Como retrato fiel dessa realidade, a rodada deste domingo exigirá mais do que nunca que ambos se ajudem. Depois de eliminados antecipadamente no primeiro turno, os dois velhos rivais agora dependem um do outro para se classificarem à semifinal do returno.
Por outro lado, caso percam (ou até empatem) seus jogos, ambos podem ser alijados definitivamente do campeonato, sem ao menos ter disputado sequer as semifinais de turnos, fato nunca antes visto no Parazão.

O Remo sob o peso da vergonha

O ato foi pacífico, mas contundente. O grupo de jogadores do Remo encarou os repórteres para desmentir o vice-presidente do clube, que anunciou nas redes sociais ter sido pago o salário de todos. Unidos, os atletas denunciaram que ainda há pendências em relação ao mês de fevereiro, que os atrasos têm sido constantes e que os funcionários do clube não recebem há sete meses.
A gravidade da situação do clube só não é maior do que o constrangimento provocado pela reação dos jogadores. Comprometidos dentro de campo, mostraram-se compenetrados e responsáveis na hora de revelar os sérios problemas internos.
Descartaram a ideia de greve, prometeram esforço total na partida decisiva de domingo, mas cobraram providências urgentes. Acima de tudo, pediram o fim da desinformação e das inverdades por parte dos dirigentes.
Pode ter sido a gota d’água. O Conselho Deliberativo já acolheu um pedido de afastamento do presidente Pedro Minowa e seus diretores. A moção deve ser votada no começo da próxima semana e são inúmeras as acusações contra a atual diretoria.
É claro que as agruras enfrentadas pelo Remo não se limitam aos desmandos de agora. Há absurdos que envolvem outras diretorias. Na anterior, por exemplo, um empresário de jogadores era mantido como diretor. Servia ao clube e aos seus representados.
Sobre a gestão de Minowa pesa o fato de que ele prometeu alavancar administrativamente o Remo. Até hoje, só repetiu velhos erros. O estádio segue com obras inacabadas e sem poder ser utilizado para jogos. Os jogadores, como denunciado ontem, não recebem os salários e cobram verdades.
A torcida, atônita ante o descalabro, mobiliza-se em solidariedade aos atletas. Um grupo de torcedores começou a arrecadar dinheiro para premiar e motivar os jogadores antes do jogo em Paragominas.
Mais que um gesto de apreço, é um ato revelador do desespero da torcida diante da omissão dos dirigentes.

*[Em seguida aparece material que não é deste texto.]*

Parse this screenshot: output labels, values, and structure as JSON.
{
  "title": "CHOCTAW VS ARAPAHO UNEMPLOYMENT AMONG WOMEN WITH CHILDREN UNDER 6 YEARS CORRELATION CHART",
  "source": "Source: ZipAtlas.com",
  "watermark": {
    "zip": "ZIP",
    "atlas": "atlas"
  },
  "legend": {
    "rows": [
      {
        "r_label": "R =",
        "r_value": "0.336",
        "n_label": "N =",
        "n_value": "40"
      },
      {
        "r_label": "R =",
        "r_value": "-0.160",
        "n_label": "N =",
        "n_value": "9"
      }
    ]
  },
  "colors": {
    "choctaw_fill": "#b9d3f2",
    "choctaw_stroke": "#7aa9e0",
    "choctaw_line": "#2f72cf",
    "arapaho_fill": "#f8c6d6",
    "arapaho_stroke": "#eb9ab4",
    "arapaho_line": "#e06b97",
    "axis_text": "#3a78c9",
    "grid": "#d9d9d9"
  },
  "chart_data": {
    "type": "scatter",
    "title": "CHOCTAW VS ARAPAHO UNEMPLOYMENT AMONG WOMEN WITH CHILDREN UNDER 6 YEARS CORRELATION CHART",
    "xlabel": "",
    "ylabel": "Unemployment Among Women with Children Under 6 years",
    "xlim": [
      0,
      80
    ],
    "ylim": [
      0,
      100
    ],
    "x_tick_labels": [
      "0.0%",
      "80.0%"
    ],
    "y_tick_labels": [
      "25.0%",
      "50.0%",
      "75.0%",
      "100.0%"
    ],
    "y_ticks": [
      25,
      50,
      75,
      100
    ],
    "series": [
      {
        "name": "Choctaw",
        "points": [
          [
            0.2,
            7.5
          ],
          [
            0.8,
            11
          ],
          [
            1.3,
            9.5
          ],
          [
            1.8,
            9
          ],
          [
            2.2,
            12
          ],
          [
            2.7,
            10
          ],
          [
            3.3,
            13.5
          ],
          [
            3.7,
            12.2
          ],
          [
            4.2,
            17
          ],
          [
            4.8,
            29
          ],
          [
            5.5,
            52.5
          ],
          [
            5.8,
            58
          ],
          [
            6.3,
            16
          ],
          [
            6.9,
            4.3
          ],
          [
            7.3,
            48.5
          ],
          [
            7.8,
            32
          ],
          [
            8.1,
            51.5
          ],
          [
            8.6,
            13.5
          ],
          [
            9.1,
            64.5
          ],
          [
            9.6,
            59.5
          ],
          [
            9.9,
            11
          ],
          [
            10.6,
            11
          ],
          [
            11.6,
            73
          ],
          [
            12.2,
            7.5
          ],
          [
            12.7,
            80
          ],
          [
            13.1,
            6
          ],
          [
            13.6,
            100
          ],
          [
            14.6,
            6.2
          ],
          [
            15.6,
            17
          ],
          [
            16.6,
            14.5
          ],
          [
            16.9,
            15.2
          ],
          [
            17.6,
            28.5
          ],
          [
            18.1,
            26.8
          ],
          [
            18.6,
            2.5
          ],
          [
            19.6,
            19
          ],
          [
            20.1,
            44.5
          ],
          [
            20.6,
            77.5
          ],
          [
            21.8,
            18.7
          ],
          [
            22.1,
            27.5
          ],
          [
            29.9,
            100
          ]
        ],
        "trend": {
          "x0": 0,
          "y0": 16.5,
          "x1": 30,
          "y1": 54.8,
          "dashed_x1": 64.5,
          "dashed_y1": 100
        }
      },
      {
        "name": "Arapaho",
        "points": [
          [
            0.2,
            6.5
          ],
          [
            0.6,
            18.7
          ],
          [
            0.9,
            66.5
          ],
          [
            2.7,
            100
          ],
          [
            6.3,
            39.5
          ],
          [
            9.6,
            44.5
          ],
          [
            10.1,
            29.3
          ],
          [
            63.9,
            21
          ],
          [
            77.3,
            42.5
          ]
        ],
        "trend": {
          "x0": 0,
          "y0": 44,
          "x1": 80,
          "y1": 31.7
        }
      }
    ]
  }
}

E a Estrela Solitária volta a brilhar

O Botafogo, como é praxe, não cansa de nos surpreender. Quando todos davam a Estrela Solitária como apagada depois do rebaixamento à Série B, eis que a velha chama reapareceu e o time modesto, montado às pressas, levanta a primeira taça da temporada. Não é um campeonato, mas é como se fosse, pois a Taça Guanabara tem status de torneio.
O título veio da maneira dramática que marca a história do Glorioso. A bola chutada por Elvis foi na trave, bateu nas costas do goleiro e se encaminhou para as redes do Macaé. Lance parecido com o gol do triunfo sobre o Flamengo, quando a bola estourou no poste e resvalou no goleiro antes de entrar. Foi justamente aquele 1 a 0 que deu a taça ao Botafogo, pelo critério de vitória no confronto direto com os rubro-negros.
Aprendemos desde que nada é fácil e que tudo acontece ao Botafogo, daí a grande emoção que tomou conta do time, do técnico Renê Simões e da imensa torcida espalhada por todo o Brasil. Em homenagem a essa prova de superação, o caderno Bola deste sábado publicará, a pedidos, o pôster dos campeões da Taça GB.